I'm having some issues with running a remote reindex from cluster a to cluster b. The end goal I'm trying to achieve is having some index pattern that the user can provide, and the remote reindex will get all the indices with that pattern from a remote cluster, and create them on the local cluster.

This should include having op_type set to "create" as it should be used to sync the clusters in case of some failure. I tried taking the script provided by elastic here: Reindex API | Elasticsearch Guide [8.5] | Elastic , and just removing the part where he adds a minus (-), but that ends up failing.

This is what the script looks like currently:

POST _reindex
{
  "source": {
    "remote": {
      "host": "https://remote_host:9200",
      "username": "elastic",
      "password": "SomePass"
    },
    "index": "source-*"
  },
  "dest": {
    "index": "source",
    "op_type": "create"
  },
  "script": {
    "lang": "painless",
    "source": "ctx._index = 'source-' + (ctx._index.substring('source-'.length(), ctx._index.length()))"
  }
}

One more thing that needs to be said, I'm not sure if creating missing indices on the destination will break ILM. Do the reindexed indices still contain the same metadata ILM uses to tell the indices apart... their age, their order, and so on?

I'm aware some people created scripts for this in bash and so on, but I would primarily like to know if there's some way to overcome this with Elastic and it's API purely. If not, I can write the logic used in the bash scripts myself in Ansible.

Thanks in advance for any help!

Failing how? It helps if you share the response from Elasticsearch, and any relevant logs.

Nope.

Sorry for not giving an example. There is no actual error, what ends up happening is all the data from the source indices get written to one destination index. In this example it would be "source".

Only when I make the index name different from the source do they get replicated semi-correctly. For example, by adding a minus at the end, or any other string. By semi-correctly I mean the data is correct, but of course the names of the indices are different, which is not acceptable in this situation.

Regarding the second question, is there any way to make ILM work in this situation as on the source cluster? If it's not possible in the basic license, would it be possible using CCR?

Thanks!

Right, cause that's what you told it to do :slight_smile:

There's not currently an easy way to index multiple source indices into multiple destination ones, it's a DIY process using a for loop or something in some external code.

If you reindexed into a write alias it will use the ILM policy, but it will treat the data as new and not factor in existing ILM settings on those indices.

CCR might work though.

Have you considered using the snapshot and restore APIs? These retain the index settings, but do copy the indices axactly as they are and do not allow you to change mappings, which you can do when reindexing.

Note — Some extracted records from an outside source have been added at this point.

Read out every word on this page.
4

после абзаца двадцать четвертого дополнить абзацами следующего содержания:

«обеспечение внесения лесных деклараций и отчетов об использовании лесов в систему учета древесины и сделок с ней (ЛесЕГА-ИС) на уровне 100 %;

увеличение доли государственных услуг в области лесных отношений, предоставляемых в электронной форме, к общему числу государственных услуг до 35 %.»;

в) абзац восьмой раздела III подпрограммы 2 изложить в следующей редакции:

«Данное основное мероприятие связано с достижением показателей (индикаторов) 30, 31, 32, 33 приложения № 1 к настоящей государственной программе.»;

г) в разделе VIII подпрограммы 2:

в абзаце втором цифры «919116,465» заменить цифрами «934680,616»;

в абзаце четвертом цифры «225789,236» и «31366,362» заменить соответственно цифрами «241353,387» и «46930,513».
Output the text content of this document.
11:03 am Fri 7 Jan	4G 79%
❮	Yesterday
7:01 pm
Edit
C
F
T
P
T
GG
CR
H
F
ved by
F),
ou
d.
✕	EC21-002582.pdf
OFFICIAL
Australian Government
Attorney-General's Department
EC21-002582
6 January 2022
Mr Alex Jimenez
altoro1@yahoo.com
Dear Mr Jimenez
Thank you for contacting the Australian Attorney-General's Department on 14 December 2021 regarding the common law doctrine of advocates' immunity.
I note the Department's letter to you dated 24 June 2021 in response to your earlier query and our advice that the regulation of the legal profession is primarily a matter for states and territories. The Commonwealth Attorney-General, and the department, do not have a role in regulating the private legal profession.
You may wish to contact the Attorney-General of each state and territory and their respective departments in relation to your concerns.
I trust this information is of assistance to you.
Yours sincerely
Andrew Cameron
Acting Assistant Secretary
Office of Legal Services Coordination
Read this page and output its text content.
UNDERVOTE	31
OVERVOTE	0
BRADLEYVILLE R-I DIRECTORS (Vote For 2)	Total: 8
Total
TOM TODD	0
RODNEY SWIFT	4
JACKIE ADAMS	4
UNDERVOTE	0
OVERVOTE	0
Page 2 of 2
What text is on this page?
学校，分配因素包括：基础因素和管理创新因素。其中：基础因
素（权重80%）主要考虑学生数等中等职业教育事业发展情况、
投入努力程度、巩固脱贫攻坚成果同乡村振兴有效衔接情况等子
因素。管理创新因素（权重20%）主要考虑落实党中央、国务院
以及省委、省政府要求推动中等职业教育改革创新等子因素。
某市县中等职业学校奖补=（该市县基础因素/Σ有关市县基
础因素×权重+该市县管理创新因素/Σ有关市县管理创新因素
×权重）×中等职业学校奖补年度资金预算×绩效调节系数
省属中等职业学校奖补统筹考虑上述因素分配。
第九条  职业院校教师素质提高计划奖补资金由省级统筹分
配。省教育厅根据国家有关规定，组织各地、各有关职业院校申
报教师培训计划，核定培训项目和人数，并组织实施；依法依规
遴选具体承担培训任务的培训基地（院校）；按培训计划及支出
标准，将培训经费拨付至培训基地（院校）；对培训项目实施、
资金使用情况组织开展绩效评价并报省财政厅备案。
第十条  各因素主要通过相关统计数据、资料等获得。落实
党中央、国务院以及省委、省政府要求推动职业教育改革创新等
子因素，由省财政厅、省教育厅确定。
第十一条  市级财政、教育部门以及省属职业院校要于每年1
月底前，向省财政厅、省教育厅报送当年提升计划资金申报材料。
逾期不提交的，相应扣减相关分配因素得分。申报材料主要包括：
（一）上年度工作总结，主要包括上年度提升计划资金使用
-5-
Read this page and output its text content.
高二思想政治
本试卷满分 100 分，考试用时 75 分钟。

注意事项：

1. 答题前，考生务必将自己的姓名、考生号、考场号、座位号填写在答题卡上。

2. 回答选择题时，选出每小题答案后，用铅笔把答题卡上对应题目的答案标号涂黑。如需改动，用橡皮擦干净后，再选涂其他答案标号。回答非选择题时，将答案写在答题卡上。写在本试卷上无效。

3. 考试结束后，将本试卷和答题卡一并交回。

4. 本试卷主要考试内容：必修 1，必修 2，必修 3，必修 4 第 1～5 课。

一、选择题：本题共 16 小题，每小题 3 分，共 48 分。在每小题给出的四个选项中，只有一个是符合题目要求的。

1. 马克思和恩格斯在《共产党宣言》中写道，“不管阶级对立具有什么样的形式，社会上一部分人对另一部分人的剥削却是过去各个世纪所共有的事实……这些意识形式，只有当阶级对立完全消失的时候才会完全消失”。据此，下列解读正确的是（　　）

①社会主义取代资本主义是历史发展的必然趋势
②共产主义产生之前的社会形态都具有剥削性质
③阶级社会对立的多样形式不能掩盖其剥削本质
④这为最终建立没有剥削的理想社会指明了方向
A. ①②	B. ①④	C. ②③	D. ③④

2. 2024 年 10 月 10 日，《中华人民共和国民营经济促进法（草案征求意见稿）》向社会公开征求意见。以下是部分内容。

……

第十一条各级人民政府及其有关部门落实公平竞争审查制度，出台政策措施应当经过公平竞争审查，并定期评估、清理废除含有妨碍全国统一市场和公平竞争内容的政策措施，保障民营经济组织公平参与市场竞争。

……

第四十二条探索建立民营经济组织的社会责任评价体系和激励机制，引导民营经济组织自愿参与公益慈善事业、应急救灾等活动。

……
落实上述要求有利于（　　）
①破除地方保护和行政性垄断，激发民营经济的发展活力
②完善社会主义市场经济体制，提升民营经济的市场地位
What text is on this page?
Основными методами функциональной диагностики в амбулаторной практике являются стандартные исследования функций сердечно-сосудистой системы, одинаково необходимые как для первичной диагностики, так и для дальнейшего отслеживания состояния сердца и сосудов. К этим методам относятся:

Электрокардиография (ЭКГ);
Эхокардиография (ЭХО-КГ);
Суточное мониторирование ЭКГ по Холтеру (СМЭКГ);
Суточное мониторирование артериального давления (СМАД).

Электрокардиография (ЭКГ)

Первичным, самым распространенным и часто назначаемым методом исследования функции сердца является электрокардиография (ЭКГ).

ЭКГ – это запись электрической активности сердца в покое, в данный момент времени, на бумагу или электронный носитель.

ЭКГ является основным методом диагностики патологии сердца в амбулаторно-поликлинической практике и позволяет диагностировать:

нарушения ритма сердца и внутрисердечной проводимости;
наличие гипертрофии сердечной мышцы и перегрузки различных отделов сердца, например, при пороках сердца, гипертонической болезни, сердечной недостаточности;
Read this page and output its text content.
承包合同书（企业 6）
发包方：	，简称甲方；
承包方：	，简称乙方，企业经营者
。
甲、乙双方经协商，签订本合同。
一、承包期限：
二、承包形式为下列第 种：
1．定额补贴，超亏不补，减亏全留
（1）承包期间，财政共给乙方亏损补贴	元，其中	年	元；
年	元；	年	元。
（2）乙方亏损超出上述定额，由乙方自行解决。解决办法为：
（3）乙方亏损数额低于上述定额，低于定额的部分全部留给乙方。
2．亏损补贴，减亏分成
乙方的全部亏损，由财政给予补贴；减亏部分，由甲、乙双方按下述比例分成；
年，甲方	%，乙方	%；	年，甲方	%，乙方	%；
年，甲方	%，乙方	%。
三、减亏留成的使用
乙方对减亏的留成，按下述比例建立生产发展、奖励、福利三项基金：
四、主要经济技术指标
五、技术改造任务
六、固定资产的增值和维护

Yeah I figured snapshot and restore would be my next best bet. Just wanted to confirm if there's a simpler way before doing that.

The potential issue with a snapshot and restore would be the time it takes to complete. The cluster is quite large with over 2tb ingested daily. I'll see if I can make it work. Thank you for the help Mark, and Christian.

Cheers!

Using snapshot and restore will likely be faster and require less resources than reindexing.